Le point de croix est encore aujourd’hui le premier point de broderie que l’on apprend, car il est simple et s’effectue sur une trame à intervalles réguliers. C’est un point rigoureux et contrôlé qui ne supporte pas les débordements. Associé aux carrés de pixels, tous les points de croix sont entièrement circonscrits.
Il est à noter par ailleurs que la racine grecque du verbe broder « kentein, kentéo » signifie « aiguillonner, piquer, percer ». La broderie ici traverse par piqure la matière radiographique, lieu de l’intime et du non-visible.
La broderie recouvre la radio, jouant ainsi sur la transparence et l’opacité. Elle freine l’émission lumineuse et apporte matière et couleur qui contrastent avec l’aspect clinique, froid et lisse de la radio. La broderie est un art de la patience et de la lenteur. Elle vient en contrepoint de la vitesse des nouvelles technologies, de la société de consommation et du tout jetable.
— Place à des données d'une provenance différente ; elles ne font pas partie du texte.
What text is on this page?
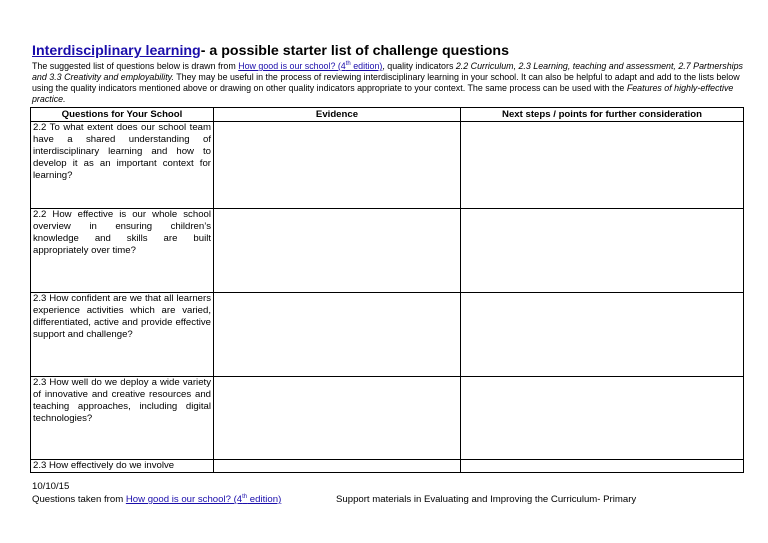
Interdisciplinary learning- a possible starter list of challenge questions
The suggested list of questions below is drawn from How good is our school? (4th edition), quality indicators 2.2 Curriculum, 2.3 Learning, teaching and assessment, 2.7 Partnerships and 3.3 Creativity and employability. They may be useful in the process of reviewing interdisciplinary learning in your school. It can also be helpful to adapt and add to the lists below using the quality indicators mentioned above or drawing on other quality indicators appropriate to your context. The same process can be used with the Features of highly-effective practice.
Questions for Your School	Evidence	Next steps / points for further consideration
2.2 To what extent does our school team have a shared understanding of interdisciplinary learning and how to develop it as an important context for learning?		
2.2 How effective is our whole school overview in ensuring children’s knowledge and skills are built appropriately over time?		
2.3 How confident are we that all learners experience activities which are varied, differentiated, active and provide effective support and challenge?		
2.3 How well do we deploy a wide variety of innovative and creative resources and teaching approaches, including digital technologies?		
2.3 How effectively do we involve		
10/10/15
Questions taken from How good is our school? (4th edition)	Support materials in Evaluating and Improving the Curriculum- Primary
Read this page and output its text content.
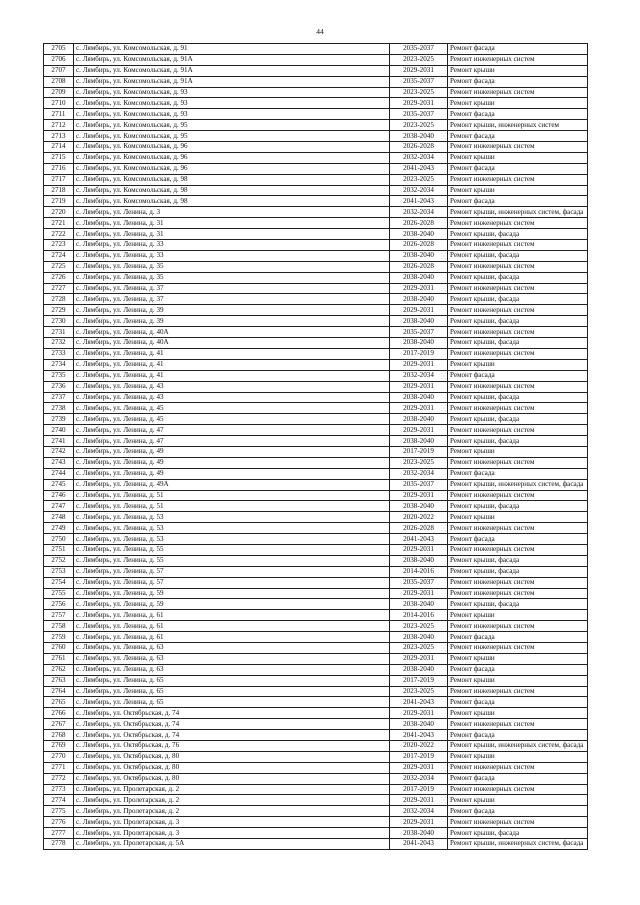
44
2705	с. Лямбирь, ул. Комсомольская, д. 91	2035-2037	Ремонт фасада
2706	с. Лямбирь, ул. Комсомольская, д. 91А	2023-2025	Ремонт инженерных систем
2707	с. Лямбирь, ул. Комсомольская, д. 91А	2029-2031	Ремонт крыши
2708	с. Лямбирь, ул. Комсомольская, д. 91А	2035-2037	Ремонт фасада
2709	с. Лямбирь, ул. Комсомольская, д. 93	2023-2025	Ремонт инженерных систем
2710	с. Лямбирь, ул. Комсомольская, д. 93	2029-2031	Ремонт крыши
2711	с. Лямбирь, ул. Комсомольская, д. 93	2035-2037	Ремонт фасада
2712	с. Лямбирь, ул. Комсомольская, д. 95	2023-2025	Ремонт крыши, инженерных систем
2713	с. Лямбирь, ул. Комсомольская, д. 95	2038-2040	Ремонт фасада
2714	с. Лямбирь, ул. Комсомольская, д. 96	2026-2028	Ремонт инженерных систем
2715	с. Лямбирь, ул. Комсомольская, д. 96	2032-2034	Ремонт крыши
2716	с. Лямбирь, ул. Комсомольская, д. 96	2041-2043	Ремонт фасада
2717	с. Лямбирь, ул. Комсомольская, д. 98	2023-2025	Ремонт инженерных систем
2718	с. Лямбирь, ул. Комсомольская, д. 98	2032-2034	Ремонт крыши
2719	с. Лямбирь, ул. Комсомольская, д. 98	2041-2043	Ремонт фасада
2720	с. Лямбирь, ул. Ленина, д. 3	2032-2034	Ремонт крыши, инженерных систем, фасада
2721	с. Лямбирь, ул. Ленина, д. 31	2026-2028	Ремонт инженерных систем
2722	с. Лямбирь, ул. Ленина, д. 31	2038-2040	Ремонт крыши, фасада
2723	с. Лямбирь, ул. Ленина, д. 33	2026-2028	Ремонт инженерных систем
2724	с. Лямбирь, ул. Ленина, д. 33	2038-2040	Ремонт крыши, фасада
2725	с. Лямбирь, ул. Ленина, д. 35	2026-2028	Ремонт инженерных систем
2726	с. Лямбирь, ул. Ленина, д. 35	2038-2040	Ремонт крыши, фасада
2727	с. Лямбирь, ул. Ленина, д. 37	2029-2031	Ремонт инженерных систем
2728	с. Лямбирь, ул. Ленина, д. 37	2038-2040	Ремонт крыши, фасада
2729	с. Лямбирь, ул. Ленина, д. 39	2029-2031	Ремонт инженерных систем
2730	с. Лямбирь, ул. Ленина, д. 39	2038-2040	Ремонт крыши, фасада
2731	с. Лямбирь, ул. Ленина, д. 40А	2035-2037	Ремонт инженерных систем
2732	с. Лямбирь, ул. Ленина, д. 40А	2038-2040	Ремонт крыши, фасада
2733	с. Лямбирь, ул. Ленина, д. 41	2017-2019	Ремонт инженерных систем
2734	с. Лямбирь, ул. Ленина, д. 41	2029-2031	Ремонт крыши
2735	с. Лямбирь, ул. Ленина, д. 41	2032-2034	Ремонт фасада
2736	с. Лямбирь, ул. Ленина, д. 43	2029-2031	Ремонт инженерных систем
2737	с. Лямбирь, ул. Ленина, д. 43	2038-2040	Ремонт крыши, фасада
2738	с. Лямбирь, ул. Ленина, д. 45	2029-2031	Ремонт инженерных систем
2739	с. Лямбирь, ул. Ленина, д. 45	2038-2040	Ремонт крыши, фасада
2740	с. Лямбирь, ул. Ленина, д. 47	2029-2031	Ремонт инженерных систем
2741	с. Лямбирь, ул. Ленина, д. 47	2038-2040	Ремонт крыши, фасада
2742	с. Лямбирь, ул. Ленина, д. 49	2017-2019	Ремонт крыши
2743	с. Лямбирь, ул. Ленина, д. 49	2023-2025	Ремонт инженерных систем
2744	с. Лямбирь, ул. Ленина, д. 49	2032-2034	Ремонт фасада
2745	с. Лямбирь, ул. Ленина, д. 49А	2035-2037	Ремонт крыши, инженерных систем, фасада
2746	с. Лямбирь, ул. Ленина, д. 51	2029-2031	Ремонт инженерных систем
2747	с. Лямбирь, ул. Ленина, д. 51	2038-2040	Ремонт крыши, фасада
2748	с. Лямбирь, ул. Ленина, д. 53	2020-2022	Ремонт крыши
2749	с. Лямбирь, ул. Ленина, д. 53	2026-2028	Ремонт инженерных систем
2750	с. Лямбирь, ул. Ленина, д. 53	2041-2043	Ремонт фасада
2751	с. Лямбирь, ул. Ленина, д. 55	2029-2031	Ремонт инженерных систем
2752	с. Лямбирь, ул. Ленина, д. 55	2038-2040	Ремонт крыши, фасада
2753	с. Лямбирь, ул. Ленина, д. 57	2014-2016	Ремонт крыши, фасада
2754	с. Лямбирь, ул. Ленина, д. 57	2035-2037	Ремонт инженерных систем
2755	с. Лямбирь, ул. Ленина, д. 59	2029-2031	Ремонт инженерных систем
2756	с. Лямбирь, ул. Ленина, д. 59	2038-2040	Ремонт крыши, фасада
2757	с. Лямбирь, ул. Ленина, д. 61	2014-2016	Ремонт крыши
2758	с. Лямбирь, ул. Ленина, д. 61	2023-2025	Ремонт инженерных систем
2759	с. Лямбирь, ул. Ленина, д. 61	2038-2040	Ремонт фасада
2760	с. Лямбирь, ул. Ленина, д. 63	2023-2025	Ремонт инженерных систем
2761	с. Лямбирь, ул. Ленина, д. 63	2029-2031	Ремонт крыши
2762	с. Лямбирь, ул. Ленина, д. 63	2038-2040	Ремонт фасада
2763	с. Лямбирь, ул. Ленина, д. 65	2017-2019	Ремонт крыши
2764	с. Лямбирь, ул. Ленина, д. 65	2023-2025	Ремонт инженерных систем
2765	с. Лямбирь, ул. Ленина, д. 65	2041-2043	Ремонт фасада
2766	с. Лямбирь, ул. Октябрьская, д. 74	2029-2031	Ремонт крыши
2767	с. Лямбирь, ул. Октябрьская, д. 74	2038-2040	Ремонт инженерных систем
2768	с. Лямбирь, ул. Октябрьская, д. 74	2041-2043	Ремонт фасада
2769	с. Лямбирь, ул. Октябрьская, д. 76	2020-2022	Ремонт крыши, инженерных систем, фасада
2770	с. Лямбирь, ул. Октябрьская, д. 80	2017-2019	Ремонт крыши
2771	с. Лямбирь, ул. Октябрьская, д. 80	2029-2031	Ремонт инженерных систем
2772	с. Лямбирь, ул. Октябрьская, д. 80	2032-2034	Ремонт фасада
2773	с. Лямбирь, ул. Пролетарская, д. 2	2017-2019	Ремонт инженерных систем
2774	с. Лямбирь, ул. Пролетарская, д. 2	2029-2031	Ремонт крыши
2775	с. Лямбирь, ул. Пролетарская, д. 2	2032-2034	Ремонт фасада
2776	с. Лямбирь, ул. Пролетарская, д. 3	2029-2031	Ремонт инженерных систем
2777	с. Лямбирь, ул. Пролетарская, д. 3	2038-2040	Ремонт крыши, фасада
2778	с. Лямбирь, ул. Пролетарская, д. 5А	2041-2043	Ремонт крыши, инженерных систем, фасада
Le sexe féminin pixellisé se superpose à la radiographie d’un bassin féminin. La pixellisation, en lien direct avec l’image numérique issue de l’ère informatique, vient en contraste avec l’image analogique qu’est la radiographie. La pixellisation, effet produit lorsque les points qui composent une image deviennent apparents, évoque ici la censure des parties génitales d’une femme.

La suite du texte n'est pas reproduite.